Royaume du Gulmu : Un trône, deux rois

Sa Majesté Untaanba a été intronisé 32e roi du Gulmu.

Le candidat Mindiediba Thiombiano, désigné 32e roi du Gulmu, a effectué sa sortie officielle, le vendredi 15 mai 2020. Son nom de règne « Untaanba » prône l’union sacrée au sein de la grande famille royale.

L’horloge indique 8 heures et quart, ce vendredi 15 mai 2020, quand le premier candidat désigné 32e roi du Gulmu, Mindiediba Thiombiano, à l’état civil, effectue sa sortie officielle après sept jours de retraite rituelle au cours de laquelle il a été intronisé, conformément aux us et coutumes des Gourmantché. «L’heureux élu des ancêtres », baptisé Sa Majesté Untaanba qui signifie rassembleur en langue gourmantchema, est de la lignée de Yenkouali.

Il prend place aux premières loges dans l’antichambre de son palais, entouré d’un parterre de notables parmi lesquels le chef de la cour royale, le Diebado.

C’est un jour de fête dans ce palais tout noir de monde. Les tam-tams raisonnent. Les artistes traditionnels tiennent la foule en haleine. Le peuple est en liesse. Difficile de se frayez un chemin. Le cérémonial se poursuit. Tout semble se dérouler la fleur au fusil. Le roi sort de l’antichambre sous des youyous de femmes, des acclamations et des coups de fusils intermittents pour accomplir plusieurs rituels.

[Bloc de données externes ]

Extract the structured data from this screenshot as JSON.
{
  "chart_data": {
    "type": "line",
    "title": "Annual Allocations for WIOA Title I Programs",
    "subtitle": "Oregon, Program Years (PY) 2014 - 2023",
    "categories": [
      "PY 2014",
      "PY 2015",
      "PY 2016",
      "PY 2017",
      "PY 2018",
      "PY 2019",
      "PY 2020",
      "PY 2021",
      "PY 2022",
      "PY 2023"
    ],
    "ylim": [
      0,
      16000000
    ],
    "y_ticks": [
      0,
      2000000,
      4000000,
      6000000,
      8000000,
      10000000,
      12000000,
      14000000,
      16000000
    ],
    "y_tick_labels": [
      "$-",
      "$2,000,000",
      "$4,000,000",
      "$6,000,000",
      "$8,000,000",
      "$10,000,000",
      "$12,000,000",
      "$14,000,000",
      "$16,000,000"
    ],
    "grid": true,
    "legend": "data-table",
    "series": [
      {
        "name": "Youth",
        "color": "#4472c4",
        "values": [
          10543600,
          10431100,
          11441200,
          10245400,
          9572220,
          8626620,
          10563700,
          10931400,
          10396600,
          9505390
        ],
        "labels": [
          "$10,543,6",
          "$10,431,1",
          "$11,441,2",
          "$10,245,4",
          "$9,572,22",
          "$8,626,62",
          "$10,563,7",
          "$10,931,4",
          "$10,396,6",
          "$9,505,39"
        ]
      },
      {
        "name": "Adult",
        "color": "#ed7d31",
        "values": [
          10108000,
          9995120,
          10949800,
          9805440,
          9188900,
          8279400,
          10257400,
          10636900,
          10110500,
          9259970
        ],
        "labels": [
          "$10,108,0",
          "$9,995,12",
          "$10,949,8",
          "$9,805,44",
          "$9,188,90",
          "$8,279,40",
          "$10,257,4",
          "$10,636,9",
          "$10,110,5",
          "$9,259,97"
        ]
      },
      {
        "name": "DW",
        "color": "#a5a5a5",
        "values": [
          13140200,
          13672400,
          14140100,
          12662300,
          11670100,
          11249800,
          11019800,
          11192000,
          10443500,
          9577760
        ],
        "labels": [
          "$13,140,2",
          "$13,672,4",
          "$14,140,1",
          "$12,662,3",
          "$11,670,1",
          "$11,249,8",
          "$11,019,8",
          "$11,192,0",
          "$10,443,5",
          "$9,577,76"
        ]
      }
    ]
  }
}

D’abord, il partage avec les notables, du jus à base de mil, communément appelé « zoom koom ». Comme le dit la tradition, c’est le symbole de l’hospitalité dans le Gulmu. A travers cette boisson, l’empereur voudrait, également témoigner sa reconnaissance aux mânes et leur demander assistance tout au long de son règne. Ainsi, l’abondance, la prospérité, l’union et la paix sont les vœux les plus chers du Numbado (roi en gourmantchema) à l’endroit des ancêtres.

Un appel à l’union

Plusieurs rituels ont ponctué la sortie officielle de l’empereur.

Après cette étape, place aux sacrifices. Un coq, un bélier et un taureau, tous de couleur blanche, sont immolés pour rendre hommage aux ancêtres. Chez les Gourmantché, le blanc symbolise la pureté et la loyauté. Par la suite, l’empereur regagne l’antichambre. Il en ressort, tout vêtu de rouge et arborant un bonnet, ainsi que les attributs inhérents à sa nouvelle fonction de dépositaire des us et coutumes gourmantcheman. Selon la tradition, la couleur rouge est l’expression de la puissance du royaume et de son guide spirituel.

Le Numbado Untaanba est conduit dans une autre pièce. Le soleil est au zénith. Il est temps pour des familles royales de prêter allégeance au nouveau souverain. En file indienne, elles sacrifient à cette tradition, signe de soumission, de fidélité et d’obéissance. C’est une scène inédite, solennelle et cruciale à laquelle assiste la foule. Il s’agit de l’une des étapes les plus importantes des rites qui officialisent la sortie de l’autorité coutumière.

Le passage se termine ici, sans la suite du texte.